When you adopt a child from another country, you will find that a language barrier exists. A child of three or four has already started to learn his or her native language, and English is both foreign and frightening for your adopted child to hear. Thankfully, you can enroll your newly-adopted child in language development services. Here are some of those services and how they can help.

The Birth to Three Program

Almost all states sponsor a "Birth to Three" or "Early Intervention" program that assists children with speech delays. While your adopted child does not necessarily have a speech delay, he or she does have a deficit in English. This would qualify him or her for one of these two programs. You may need a referral from your pediatrician. Otherwise, you may also have your child tested at special testing sites within your school district in order to get a referral to one of these two programs.

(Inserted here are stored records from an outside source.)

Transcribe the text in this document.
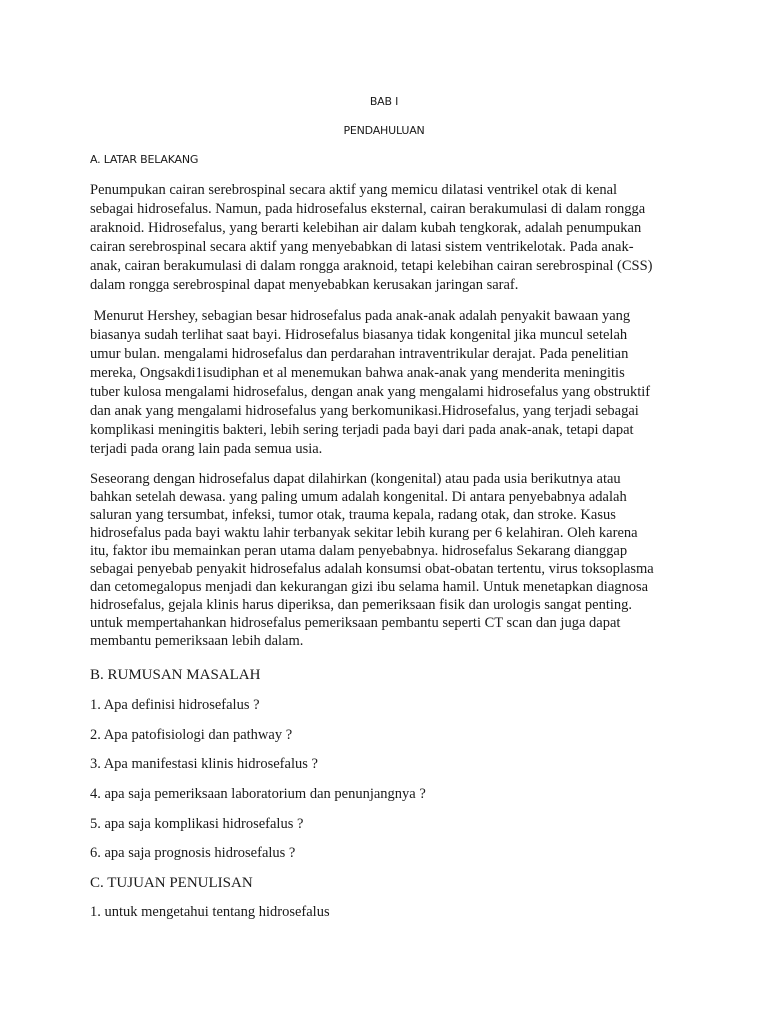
BAB I
PENDAHULUAN
A. LATAR BELAKANG
Penumpukan cairan serebrospinal secara aktif yang memicu dilatasi ventrikel otak di kenal
sebagai hidrosefalus. Namun, pada hidrosefalus eksternal, cairan berakumulasi di dalam rongga
araknoid. Hidrosefalus, yang berarti kelebihan air dalam kubah tengkorak, adalah penumpukan
cairan serebrospinal secara aktif yang menyebabkan di latasi sistem ventrikelotak. Pada anak-
anak, cairan berakumulasi di dalam rongga araknoid, tetapi kelebihan cairan serebrospinal (CSS)
dalam rongga serebrospinal dapat menyebabkan kerusakan jaringan saraf.
Menurut Hershey, sebagian besar hidrosefalus pada anak-anak adalah penyakit bawaan yang
biasanya sudah terlihat saat bayi. Hidrosefalus biasanya tidak kongenital jika muncul setelah
umur bulan. mengalami hidrosefalus dan perdarahan intraventrikular derajat. Pada penelitian
mereka, Ongsakdi1isudiphan et al menemukan bahwa anak-anak yang menderita meningitis
tuber kulosa mengalami hidrosefalus, dengan anak yang mengalami hidrosefalus yang obstruktif
dan anak yang mengalami hidrosefalus yang berkomunikasi.Hidrosefalus, yang terjadi sebagai
komplikasi meningitis bakteri, lebih sering terjadi pada bayi dari pada anak-anak, tetapi dapat
terjadi pada orang lain pada semua usia.
Seseorang dengan hidrosefalus dapat dilahirkan (kongenital) atau pada usia berikutnya atau
bahkan setelah dewasa. yang paling umum adalah kongenital. Di antara penyebabnya adalah
saluran yang tersumbat, infeksi, tumor otak, trauma kepala, radang otak, dan stroke. Kasus
hidrosefalus pada bayi waktu lahir terbanyak sekitar lebih kurang per 6 kelahiran. Oleh karena
itu, faktor ibu memainkan peran utama dalam penyebabnya. hidrosefalus Sekarang dianggap
sebagai penyebab penyakit hidrosefalus adalah konsumsi obat-obatan tertentu, virus toksoplasma
dan cetomegalopus menjadi dan kekurangan gizi ibu selama hamil. Untuk menetapkan diagnosa
hidrosefalus, gejala klinis harus diperiksa, dan pemeriksaan fisik dan urologis sangat penting.
untuk mempertahankan hidrosefalus pemeriksaan pembantu seperti CT scan dan juga dapat
membantu pemeriksaan lebih dalam.
B. RUMUSAN MASALAH
1. Apa definisi hidrosefalus ?
2. Apa patofisiologi dan pathway ?
3. Apa manifestasi klinis hidrosefalus ?
4. apa saja pemeriksaan laboratorium dan penunjangnya ?
5. apa saja komplikasi hidrosefalus ?
6. apa saja prognosis hidrosefalus ?
C. TUJUAN PENULISAN
1. untuk mengetahui tentang hidrosefalus
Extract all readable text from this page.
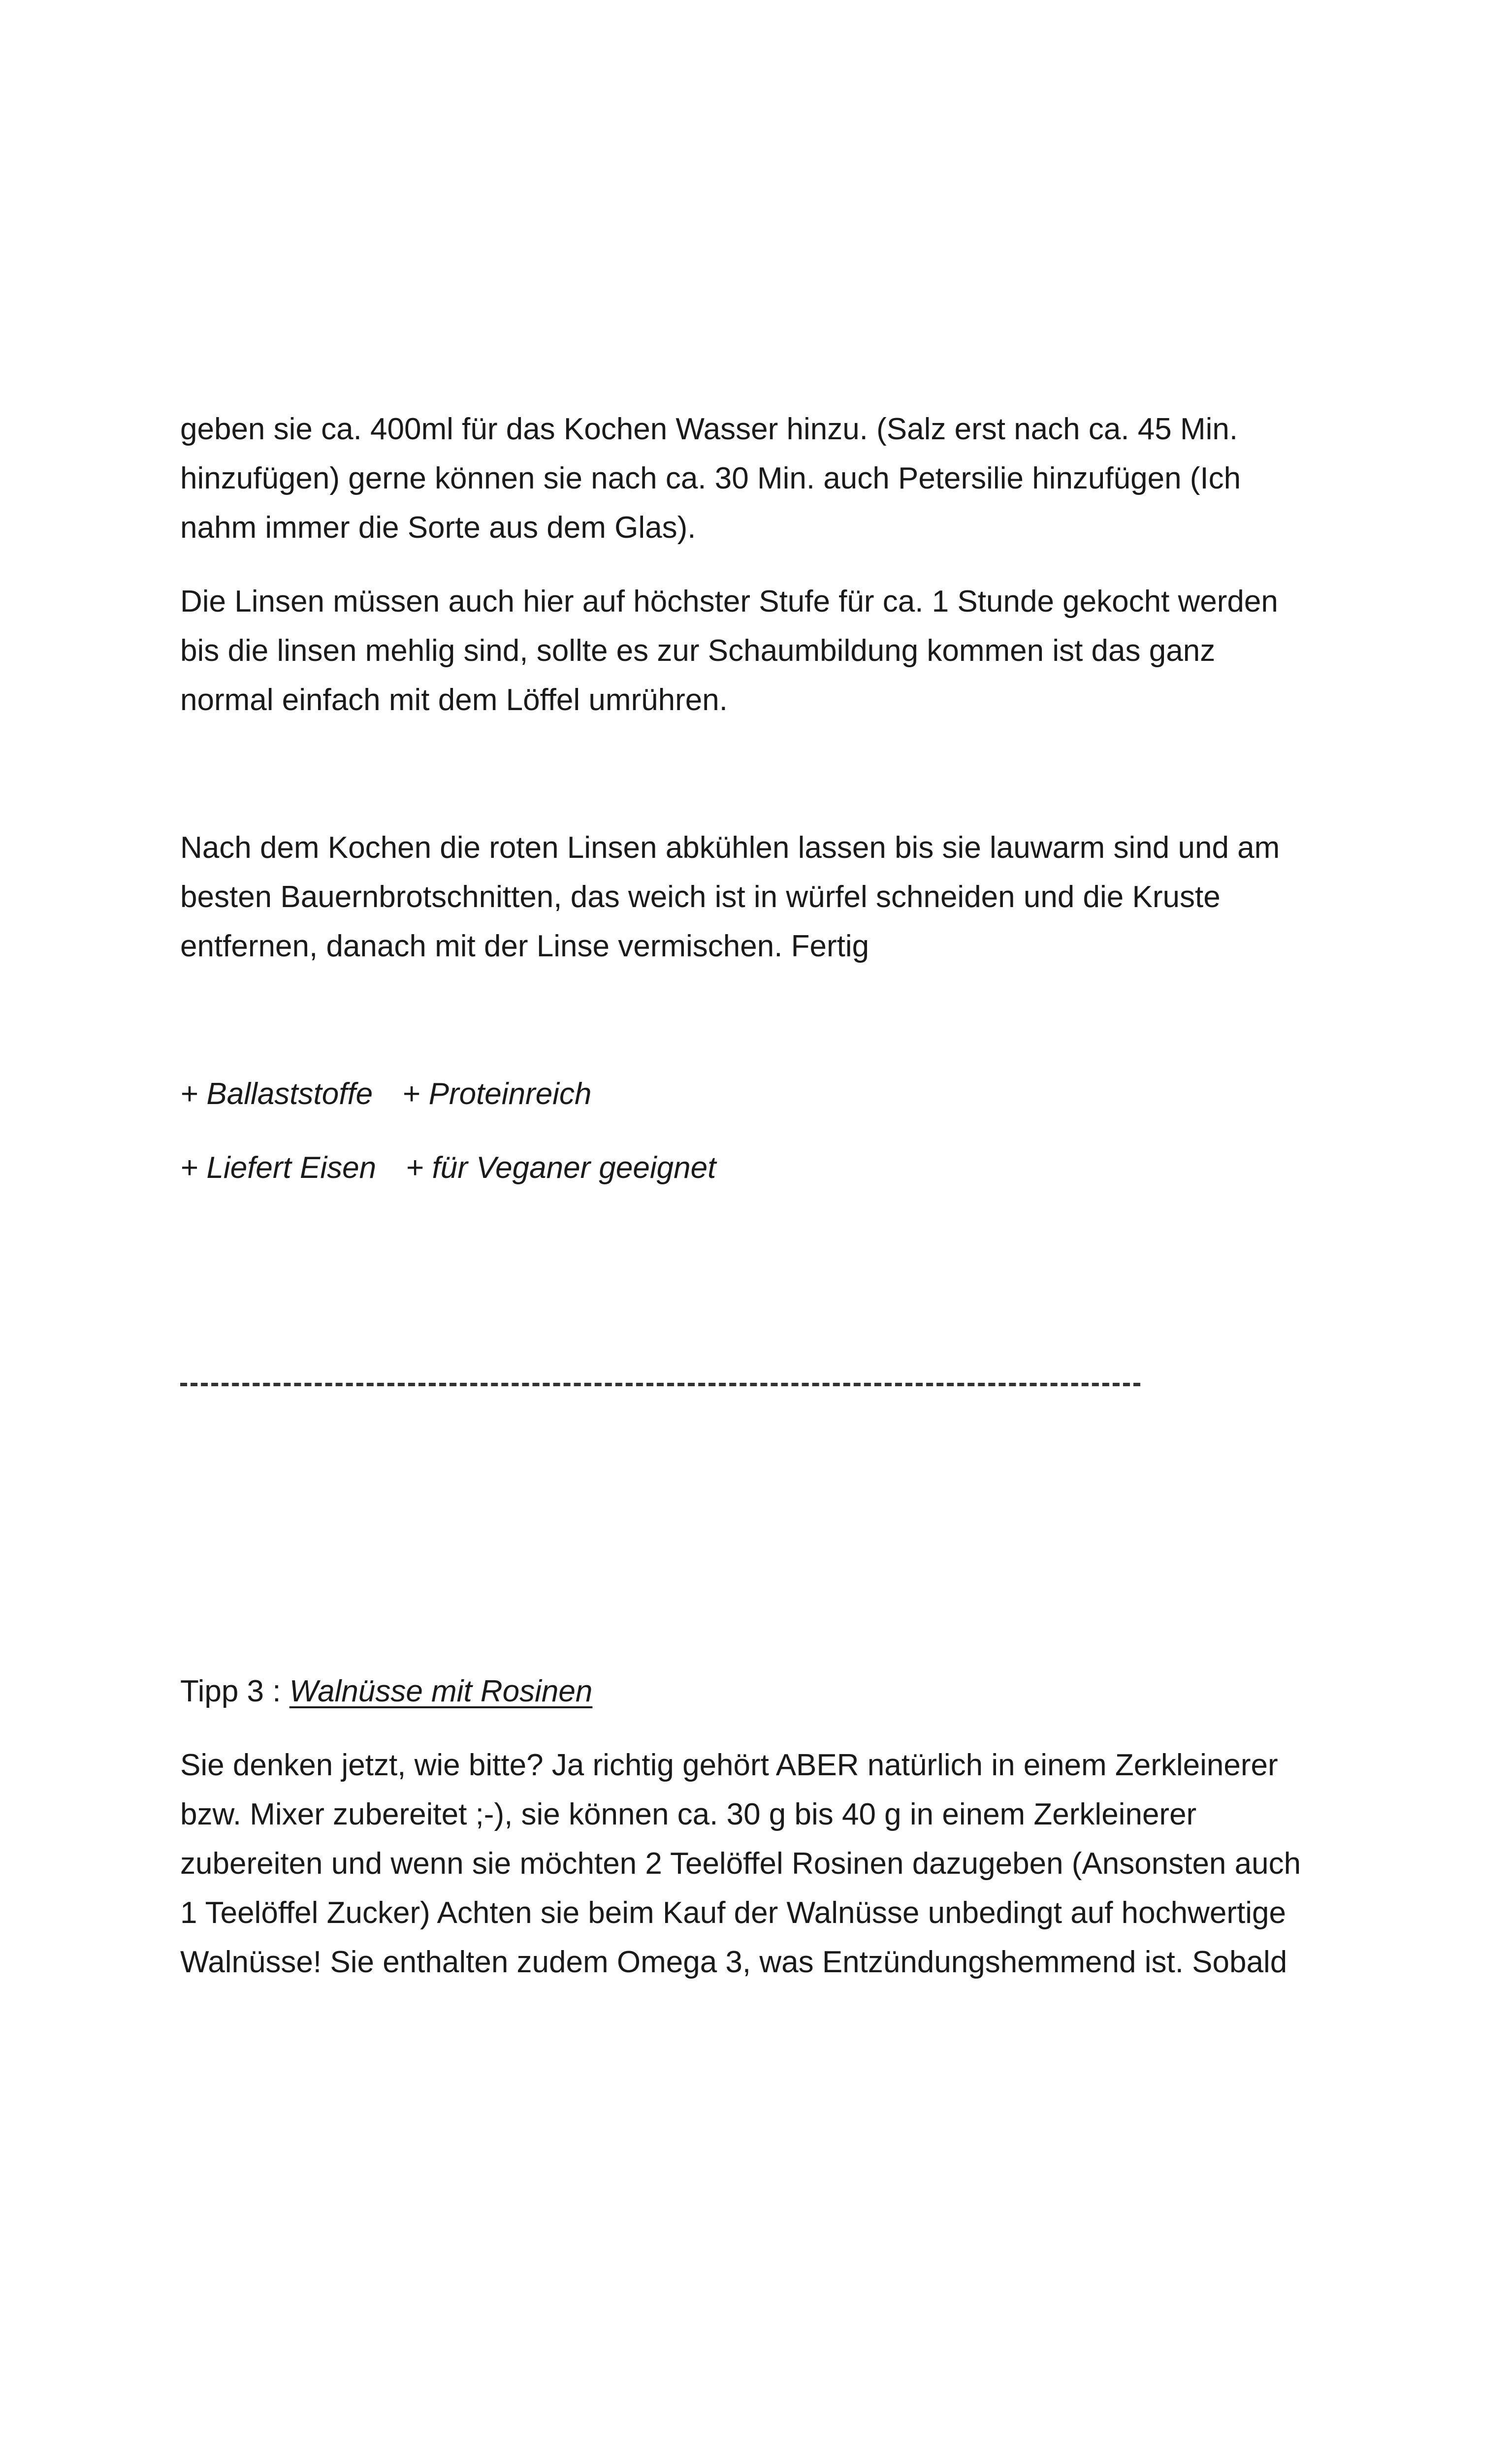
geben sie ca. 400ml für das Kochen Wasser hinzu. (Salz erst nach ca. 45 Min.
hinzufügen) gerne können sie nach ca. 30 Min. auch Petersilie hinzufügen (Ich
nahm immer die Sorte aus dem Glas).

Die Linsen müssen auch hier auf höchster Stufe für ca. 1 Stunde gekocht werden
bis die linsen mehlig sind, sollte es zur Schaumbildung kommen ist das ganz
normal einfach mit dem Löffel umrühren.

Nach dem Kochen die roten Linsen abkühlen lassen bis sie lauwarm sind und am
besten Bauernbrotschnitten, das weich ist in würfel schneiden und die Kruste
entfernen, danach mit der Linse vermischen. Fertig

+ Ballaststoffe + Proteinreich

+ Liefert Eisen + für Veganer geeignet

Tipp 3 : Walnüsse mit Rosinen

Sie denken jetzt, wie bitte? Ja richtig gehört ABER natürlich in einem Zerkleinerer
bzw. Mixer zubereitet ;-), sie können ca. 30 g bis 40 g in einem Zerkleinerer
zubereiten und wenn sie möchten 2 Teelöffel Rosinen dazugeben (Ansonsten auch
1 Teelöffel Zucker) Achten sie beim Kauf der Walnüsse unbedingt auf hochwertige
Walnüsse! Sie enthalten zudem Omega 3, was Entzündungshemmend ist. Sobald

Working with Your Child at Home

Many speech and language development specialists know that an adopted child is already experiencing a lot of confusion, from being moved from an orphanage into a home with parents he/she does not recognize. As such, these specialists make it a point to come to you. They will determine at the first visit how many hours of therapy your child may need, and then schedule the therapy sessions in two-week blocks. Because your child does not speak English, he or she may need several sessions to start, and these will taper off as he/she begins to speak English a little more fluently.

Additionally, if your child speaks English with an accent, the specialists will work with him/her via accent modification programs so that he/she can be understood more clearly by his/her peers. Usually, these exercises are introduced as your child begins speaking more in English and less in his/her native language. The accent may return if your child chooses to study his/her native language when he/she gets older.

Providing You with Materials That Can Help

Along with the programs and the in-home visits, the specialists will provide you with materials and tools that can help you every day. Apps that translate what your child says into English, flash cards to learn English words, and learning toys that speak both English and your child's native language can all help you learn to communicate with each other. As you spend time playing and teaching your adopted child, you will also be able to bond, which definitely helps your child adapt his/her language skills.